Enable ICU folding on Hebrew wikis
Closed, ResolvedPublic

Description

Author: hhielscher

Description:
The search shouldn't take Combining diacritical marks into account.
http://en.wikipedia.org/wiki/Combining_diacritical_mark

e.g. searching Александр Сергеевич Пушкин should reveal pages with Алекса́ндр
Серге́евич Пу́шкин as well as pages with Александр Сергеевич Пушкин
on the other hand searching for Алекса́ндр Серге́евич Пу́шкин should also find
pages that contain only Александр Сергеевич Пушкин without accent


Version: unspecified
Severity: enhancement

Event Timeline

bzimport raised the priority of this task from to Medium.Nov 21 2014, 8:17 PM
bzimport set Reference to bz1836.
bzimport added a subscriber: Unknown Object (MLST).

a.lukyanov wrote:

Yes, it would be very useful — for instance, for Russian words (which are
optionally accentuated with the "combining acute accent"), and also for Arabic
and Hebrew words (where vowels are optionally indicated with marks over/under
the consonant letters).

This is essential for Vietnamese, in which most words have accent marks. New
users expect the search system to strip the diacritical marks (and also
understand Đ/đ ↔ D/d), but when it doesn't, the user is led to believe that we
don't have the article they're looking for.

Perhaps the search function should ignore diacritics in article titles when the
user has entered a query that contains no diacritics. If the user has entered in
diacritics, the software should respect that. It would also be nice if there
were a MediaWiki message in which a list of diacritics could be customized per
wiki or locale, since different languages distinguish letters and diacritics
differently.

I've filed a separate Bug 5752 for the issue I described in Comment 2, since
article titles at vi: use precomposed characters, which should nonetheless be
converted to the base ASCII characters when searching.

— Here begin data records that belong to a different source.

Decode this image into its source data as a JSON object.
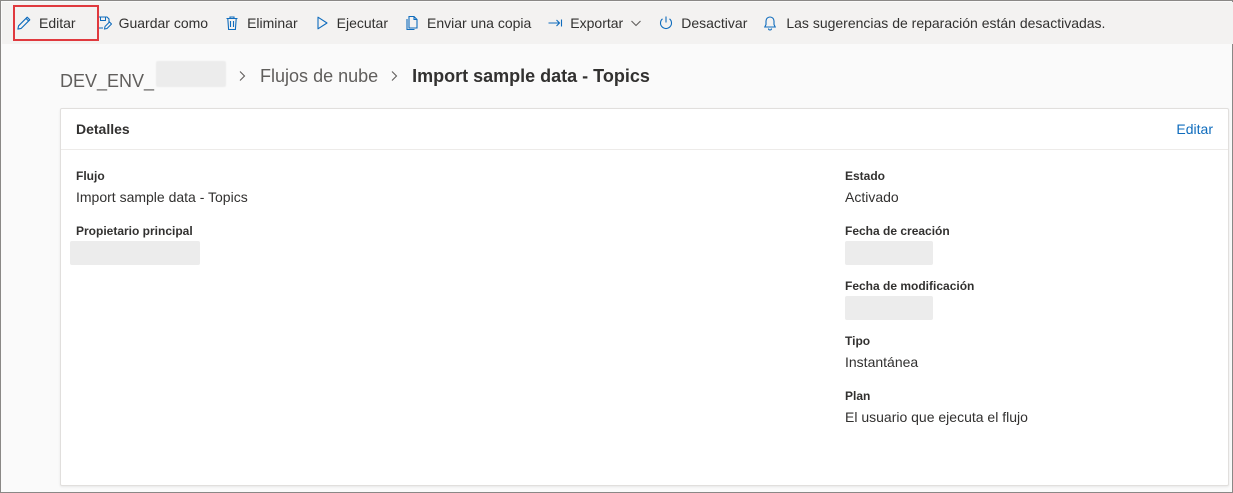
{
  "toolbar": {
    "edit_label": "Editar",
    "save_as_label": "Guardar como",
    "delete_label": "Eliminar",
    "run_label": "Ejecutar",
    "send_copy_label": "Enviar una copia",
    "export_label": "Exportar",
    "deactivate_label": "Desactivar",
    "repair_notice": "Las sugerencias de reparación están desactivadas."
  },
  "breadcrumb": {
    "environment": "DEV_ENV_",
    "section": "Flujos de nube",
    "current": "Import sample data - Topics"
  },
  "details": {
    "title": "Detalles",
    "edit_link": "Editar",
    "flow_label": "Flujo",
    "flow_value": "Import sample data - Topics",
    "owner_label": "Propietario principal",
    "status_label": "Estado",
    "status_value": "Activado",
    "created_label": "Fecha de creación",
    "modified_label": "Fecha de modificación",
    "type_label": "Tipo",
    "type_value": "Instantánea",
    "plan_label": "Plan",
    "plan_value": "El usuario que ejecuta el flujo"
  },
  "colors": {
    "accent": "#0f6cbd",
    "highlight": "#e0393e",
    "toolbar_bg": "#f3f2f1"
  }
}
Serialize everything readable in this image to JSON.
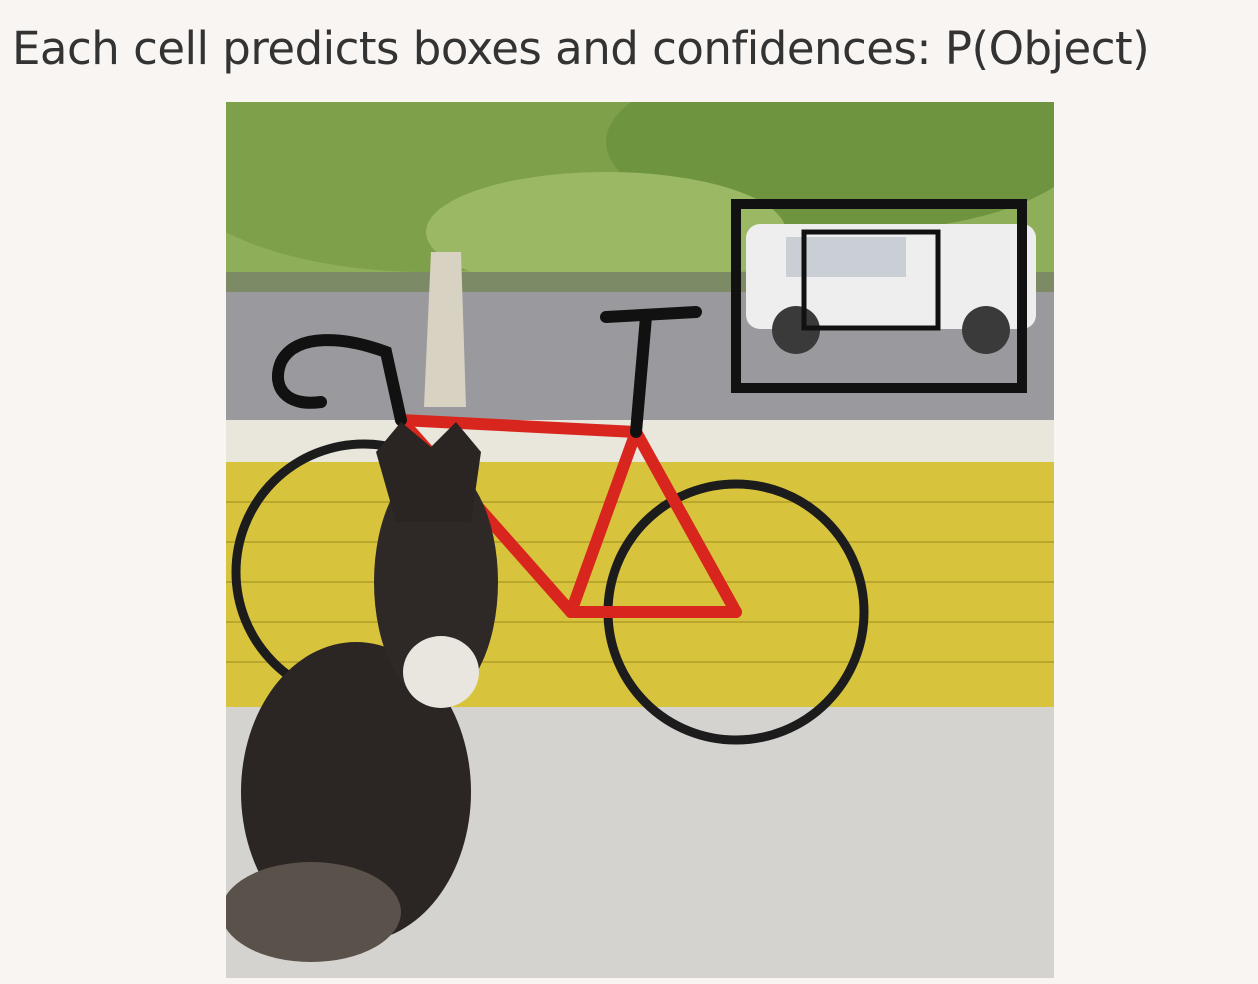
{
  "slide": {
    "title": "Each cell predicts boxes and confidences: P(Object)"
  },
  "photo": {
    "subject": "dog-bicycle-car-scene",
    "objects": [
      "dog",
      "bicycle",
      "car"
    ],
    "predicted_boxes_count": 2
  },
  "colors": {
    "background": "#f8f5f3",
    "title_text": "#333333",
    "box_stroke": "#111111",
    "bike_frame": "#d8261e",
    "wall_yellow": "#d8c43c"
  }
}
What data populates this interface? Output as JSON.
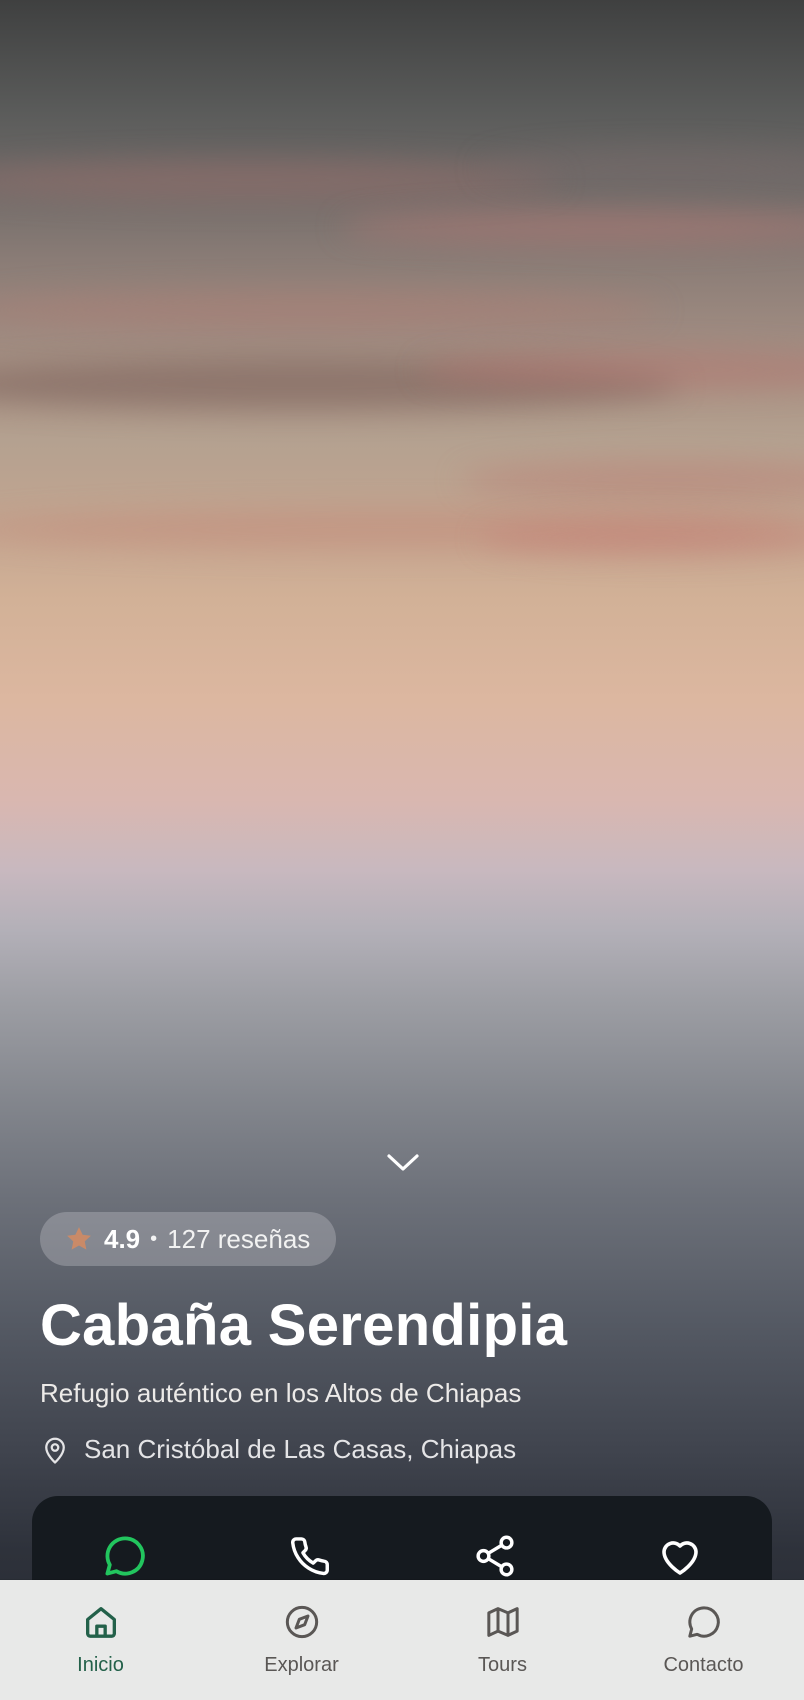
{
  "hero": {
    "scroll_hint_icon": "chevron-down-icon"
  },
  "rating": {
    "icon": "star-icon",
    "value": "4.9",
    "separator": "•",
    "reviews": "127 reseñas"
  },
  "place": {
    "title": "Cabaña Serendipia",
    "subtitle": "Refugio auténtico en los Altos de Chiapas",
    "location_icon": "map-pin-icon",
    "location": "San Cristóbal de Las Casas, Chiapas"
  },
  "actions": [
    {
      "icon": "whatsapp-chat-icon",
      "color": "#22c55e"
    },
    {
      "icon": "phone-icon",
      "color": "#ffffff"
    },
    {
      "icon": "share-icon",
      "color": "#ffffff"
    },
    {
      "icon": "heart-icon",
      "color": "#ffffff"
    }
  ],
  "bottom_nav": {
    "items": [
      {
        "label": "Inicio",
        "icon": "home-icon",
        "active": true
      },
      {
        "label": "Explorar",
        "icon": "compass-icon",
        "active": false
      },
      {
        "label": "Tours",
        "icon": "map-icon",
        "active": false
      },
      {
        "label": "Contacto",
        "icon": "chat-icon",
        "active": false
      }
    ]
  },
  "colors": {
    "accent_active": "#23614a",
    "nav_inactive": "#5a5755",
    "star": "#c98a68",
    "action_bar": "#151a1f",
    "nav_bg": "#e8e9e8"
  }
}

  • Bug 5752 has been marked as a duplicate of this bug. ***
  • Bug 5752 has been marked as a duplicate of this bug. ***

Changing summary to include the issue discussed at Bug 5752, which Brion wants
to merge with this bug.

hhielscher wrote:

About precomposed characters: MacOs X is avoiding the problem by using a special
kind of Unicode for filenames (UTF-8-MAC), where precomposed characters are
always converted to their composed variants.

hhielscher wrote:

see Unicode Standard Annex #15: Unicode Normalization Forms for details:
http://www.unicode.org/reports/tr15/

We know what Unicode is, thanks. :) MediaWiki already transforms all input
to NFC and includes a normalization conversion library built-in.

rainman wrote:

Fixed in Lucene Search 2. Diacritics are stripped, Đ-đ has been set as alias to D/d in Vietnamese. This also includes Hebrew pointing.

If you feel that stripping all diacritics is wrong for your language, reopen this bug.

reopened the task.

apparently, something was changed in the search machinery (actually, afaik, _a lot_ have changed), and now the search is diacritics-sensitive again.

REPRODUCTION:
1 - go to hebrew wikitext ( https://he.wikisource.org )
2- search for "חַרְבָּא" (a word including some hebrew diacritics)
3 - notice 57 results
4 - search for "חרבא" (same word sans the diacritics)
5 - notice 104 search results (it seems the results are mutually exclusive)

DESIRED RESULT:
both searches should yield the same result set; this result set should include any diacritic'ed form of the word, including naked, so it should include at least 161 results, optionally some more (when the word was maybe mis-diactitic'ed).

peace.

Note that the search is almost non functional in he.wikisource (this affects mainly wikisource because its heavy use of diacritics).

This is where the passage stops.